Nettie Russell murió en primavera y
le dejó a su nieto, Todd, un viejo Ford Fairlane y un bote de café
Maxwell House con dos mil dólares dentro, que en 1973 eran un buen
pellizco de dinero. Su hija, Marlene, era una chica salvaje que había
tirado su vida a la basura una noche nevada cuando Todd no tenía más
que dos años. La había encontrado un ayudante del sheriff en el
asiento trasero de un coche aparcado en el borde del huerto de Harry
Frey, con un desconocido del pueblo tumbado encima de ella, los dos
rígidos y azules e hinchados como sapos por el monóxido de carbono.
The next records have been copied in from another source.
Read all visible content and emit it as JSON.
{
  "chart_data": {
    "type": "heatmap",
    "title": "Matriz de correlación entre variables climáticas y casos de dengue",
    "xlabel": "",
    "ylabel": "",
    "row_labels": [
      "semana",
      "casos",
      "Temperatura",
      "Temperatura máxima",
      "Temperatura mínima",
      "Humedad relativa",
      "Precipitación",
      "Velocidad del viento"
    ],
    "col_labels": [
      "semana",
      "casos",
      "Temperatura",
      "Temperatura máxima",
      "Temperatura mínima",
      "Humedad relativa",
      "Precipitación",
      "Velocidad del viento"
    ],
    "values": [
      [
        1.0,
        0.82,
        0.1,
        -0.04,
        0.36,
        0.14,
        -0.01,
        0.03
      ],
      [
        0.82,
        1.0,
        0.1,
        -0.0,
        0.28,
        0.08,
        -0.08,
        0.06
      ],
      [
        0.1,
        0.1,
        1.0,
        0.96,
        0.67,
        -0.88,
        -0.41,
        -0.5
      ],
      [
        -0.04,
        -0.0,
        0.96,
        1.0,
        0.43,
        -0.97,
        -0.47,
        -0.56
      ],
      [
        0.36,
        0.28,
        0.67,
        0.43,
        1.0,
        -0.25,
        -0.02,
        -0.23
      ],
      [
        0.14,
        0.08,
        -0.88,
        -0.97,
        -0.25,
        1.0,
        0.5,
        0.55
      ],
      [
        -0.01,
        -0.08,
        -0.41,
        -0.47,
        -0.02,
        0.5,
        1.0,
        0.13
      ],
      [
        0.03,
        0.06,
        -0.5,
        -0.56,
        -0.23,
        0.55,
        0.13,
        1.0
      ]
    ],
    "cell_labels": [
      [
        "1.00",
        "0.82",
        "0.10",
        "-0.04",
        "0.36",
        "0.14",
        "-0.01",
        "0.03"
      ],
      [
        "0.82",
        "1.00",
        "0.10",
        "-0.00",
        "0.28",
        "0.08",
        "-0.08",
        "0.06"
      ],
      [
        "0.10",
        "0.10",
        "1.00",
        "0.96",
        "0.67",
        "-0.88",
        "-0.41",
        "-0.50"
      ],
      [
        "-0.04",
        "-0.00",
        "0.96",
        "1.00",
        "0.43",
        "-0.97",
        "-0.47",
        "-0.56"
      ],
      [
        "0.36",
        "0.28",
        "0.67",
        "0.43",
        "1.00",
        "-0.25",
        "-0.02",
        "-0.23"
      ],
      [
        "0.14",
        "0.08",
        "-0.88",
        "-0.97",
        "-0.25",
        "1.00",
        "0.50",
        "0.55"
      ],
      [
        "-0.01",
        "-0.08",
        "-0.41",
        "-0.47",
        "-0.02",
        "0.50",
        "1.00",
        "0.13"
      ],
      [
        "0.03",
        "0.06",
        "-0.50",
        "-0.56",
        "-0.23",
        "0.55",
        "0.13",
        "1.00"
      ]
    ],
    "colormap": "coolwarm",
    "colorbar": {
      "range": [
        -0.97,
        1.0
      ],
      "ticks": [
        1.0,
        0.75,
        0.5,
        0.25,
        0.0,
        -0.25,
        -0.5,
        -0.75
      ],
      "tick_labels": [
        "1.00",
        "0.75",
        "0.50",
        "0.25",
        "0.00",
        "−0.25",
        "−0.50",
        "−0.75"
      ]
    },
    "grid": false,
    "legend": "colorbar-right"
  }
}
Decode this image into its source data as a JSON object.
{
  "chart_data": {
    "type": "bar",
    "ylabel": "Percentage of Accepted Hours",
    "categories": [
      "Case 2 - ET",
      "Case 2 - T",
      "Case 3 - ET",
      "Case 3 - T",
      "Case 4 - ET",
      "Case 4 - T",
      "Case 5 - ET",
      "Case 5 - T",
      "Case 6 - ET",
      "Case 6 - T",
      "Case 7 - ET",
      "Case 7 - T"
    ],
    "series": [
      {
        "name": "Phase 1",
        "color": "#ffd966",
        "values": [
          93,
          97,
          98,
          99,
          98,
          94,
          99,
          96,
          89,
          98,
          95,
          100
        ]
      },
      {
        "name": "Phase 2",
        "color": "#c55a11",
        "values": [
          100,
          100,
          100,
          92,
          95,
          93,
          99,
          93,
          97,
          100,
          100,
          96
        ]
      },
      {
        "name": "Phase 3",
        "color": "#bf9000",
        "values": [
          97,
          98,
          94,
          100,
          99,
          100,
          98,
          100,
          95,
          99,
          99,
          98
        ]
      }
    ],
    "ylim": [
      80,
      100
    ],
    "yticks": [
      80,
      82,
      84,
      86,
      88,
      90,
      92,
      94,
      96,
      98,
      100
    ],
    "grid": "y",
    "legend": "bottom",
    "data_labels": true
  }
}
Y como en el funeral ninguno de los novios de Marlene tuvo pelotas de
ofrecerse para ayudar con el huérfano, ni siquiera después de que
el predicador hiciera una súplica especial, a Nettie no le quedó
más remedio que criarlo ella.
Cuando
le entregó la herencia, tan sólo unas pocas horas antes de exhalar
su último y jadeante suspiro, le dijo a su nieto:
—Toddy,
éste no es lugar para ti. Coge esto y vete antes de que alguien te
haga daño.
Acababa
de cumplir diecinueve años y en la hondonada todo el mundo decía en
broma que tenía demasiado azúcar dentro para ser un chico. Llevaba
años soñando con mudarse a otro sitio y vender casas, o tal vez
trabajar en un banco. La fantasía de regresar un día a Knockemstiff
vestido con un traje reluciente de color burdeos y llevando un
maletín de cuero les había servido tanto a él como a su abuela
para animarse durante las últimas semanas de su larga enfermedad.
Todd
tendría que haberse largado al pueblo en cuanto ella le dio las
llaves del coche y el dinero, pero descubrió que le daba miedo irse
de la hondonada, por muy mal que se estuviera allí. Retrasaba su
partida todo el tiempo, demorándose en el condado, y un mes después
de morirse la señora, Frankie Johnson y él se mudaron a un
campamento de pesca que había en el lado alto del Paint Creek. Nadie
podía entenderlo. Frankie era más bruto que un arado y le gustaban
las chatis; Todd hablaba como una niña remilgada en un concurso de
belleza y caminaba de puntillas como si tuviera los calcetines llenos
de cristales.
Aunque
se conocían de toda la vida, no empezaron a ir juntos hasta una
noche después de una fiesta de la cerveza celebrada en Copperas
Mountain. Todd llevaba durmiendo en el Fairlane desde el funeral de
su abuela, dando vueltas mientras escuchaba canciones de amor por la
radio y deseando que su tío Claude contrajera cáncer de colon. Nada
más regresar del cementerio, éste había tirado la ropa de Todd al
jardín enfangado y le había dicho que se largara con viento fresco.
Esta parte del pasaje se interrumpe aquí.